As recently discussed in our Stay Current Alert Caught in the Crossfire: The Rising Threat of Cyberattacks on Financial Institutions and the Heightened Expectations of Financial Regulators, heightened regulatory expectations—and potential attendant regulatory and reputational risk for noncompliance in a changing regulatory environment—call for, among other things, a high level of corporate governance participation by the board of directors, senior management, and global compliance teams; management will be ultimately responsible for any cyber or regulatory problems, so management oversight is clearly required. The old saying that “an ounce of prevention is worth a pound of cure” is certainly an operative approach to plotting a successful strategy in approaching cyber operational and regulatory challenges in a changing regulatory environment. In addition to the best practices outlined here, financial institutions should:
- Utilize the FFIEC Cybersecurity Assessment Tool to evaluate their cyber-risk profiles and cybersecurity preparedness, and use the assessment results to develop/revise its policies and procedures to address any gaps and vulnerabilities identified by the assessment.
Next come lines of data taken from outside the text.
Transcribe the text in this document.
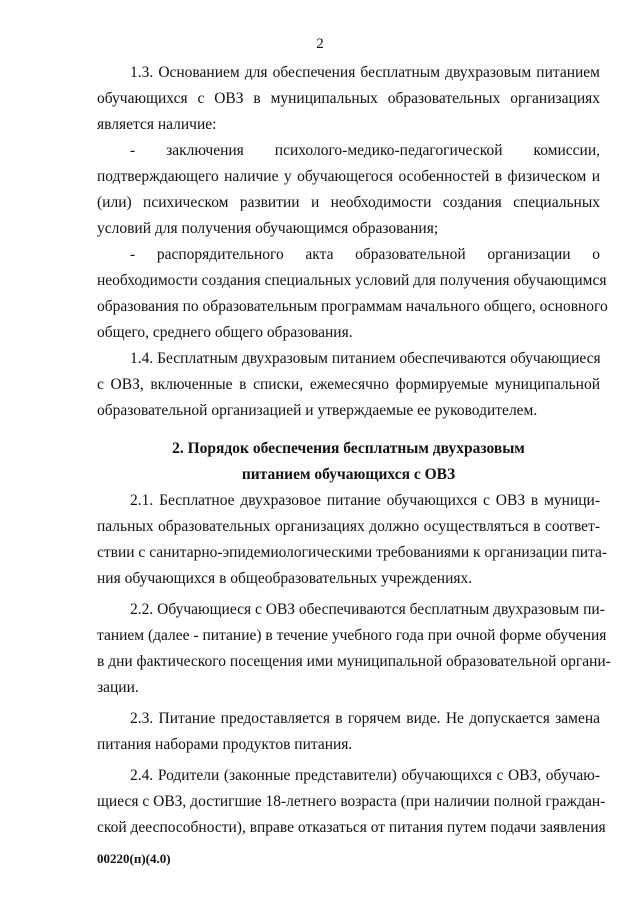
2
1.3. Основанием для обеспечения бесплатным двухразовым питанием
обучающихся с ОВЗ в муниципальных образовательных организациях
является наличие:
- заключения психолого-медико-педагогической комиссии,
подтверждающего наличие у обучающегося особенностей в физическом и
(или) психическом развитии и необходимости создания специальных
условий для получения обучающимся образования;
- распорядительного акта образовательной организации о
необходимости создания специальных условий для получения обучающимся
образования по образовательным программам начального общего, основного
общего, среднего общего образования.
1.4. Бесплатным двухразовым питанием обеспечиваются обучающиеся
с ОВЗ, включенные в списки, ежемесячно формируемые муниципальной
образовательной организацией и утверждаемые ее руководителем.
2. Порядок обеспечения бесплатным двухразовым
питанием обучающихся с ОВЗ
2.1. Бесплатное двухразовое питание обучающихся с ОВЗ в муници-
пальных образовательных организациях должно осуществляться в соответ-
ствии с санитарно-эпидемиологическими требованиями к организации пита-
ния обучающихся в общеобразовательных учреждениях.
2.2. Обучающиеся с ОВЗ обеспечиваются бесплатным двухразовым пи-
танием (далее - питание) в течение учебного года при очной форме обучения
в дни фактического посещения ими муниципальной образовательной органи-
зации.
2.3. Питание предоставляется в горячем виде. Не допускается замена
питания наборами продуктов питания.
2.4. Родители (законные представители) обучающихся с ОВЗ, обучаю-
щиеся с ОВЗ, достигшие 18-летнего возраста (при наличии полной граждан-
ской дееспособности), вправе отказаться от питания путем подачи заявления
00220(п)(4.0)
- Evaluate the institution’s cybersecurity governance framework—ensure the Board of Directors discusses and understands the institutions’ specific cybersecurity risk vulnerabilities and recognizes the importance of allocating sufficient resources to maintaining a robust cybersecurity compliance program, and create a chain of communication that ensures cybersecurity policy decisions reach all employees and news of cyber-incidents reaches the Board.
- Address cybersecurity concerns in all relevant policies and procedures and tailor cybersecurity policies and procedures to each business line and operation unit.
- Conduct cybersecurity training for all employees, with training tailored to each group’s specific cyber-risks. It is critical that employees understand and comply with the institution’s cybersecurity policies and procedures, are adequately trained to identify red flags for cyber-breaches and suspicious activity or emails, and take appropriate precautions when accessing the institution’s system remotely or accessing external sites and applications from the institution’s network.
- Monitor systems and controls through network scanning, audits, and independent testing.
- Thoroughly vet third party servicers and software suppliers prior to engaging their services.
- Consider whether to participate in information exchange fora with peer institutions—be sure to discuss this decision with outside counsel possessing expertise in dealing with cyberattacks and related issues such as consumer protection and regulatory compliance.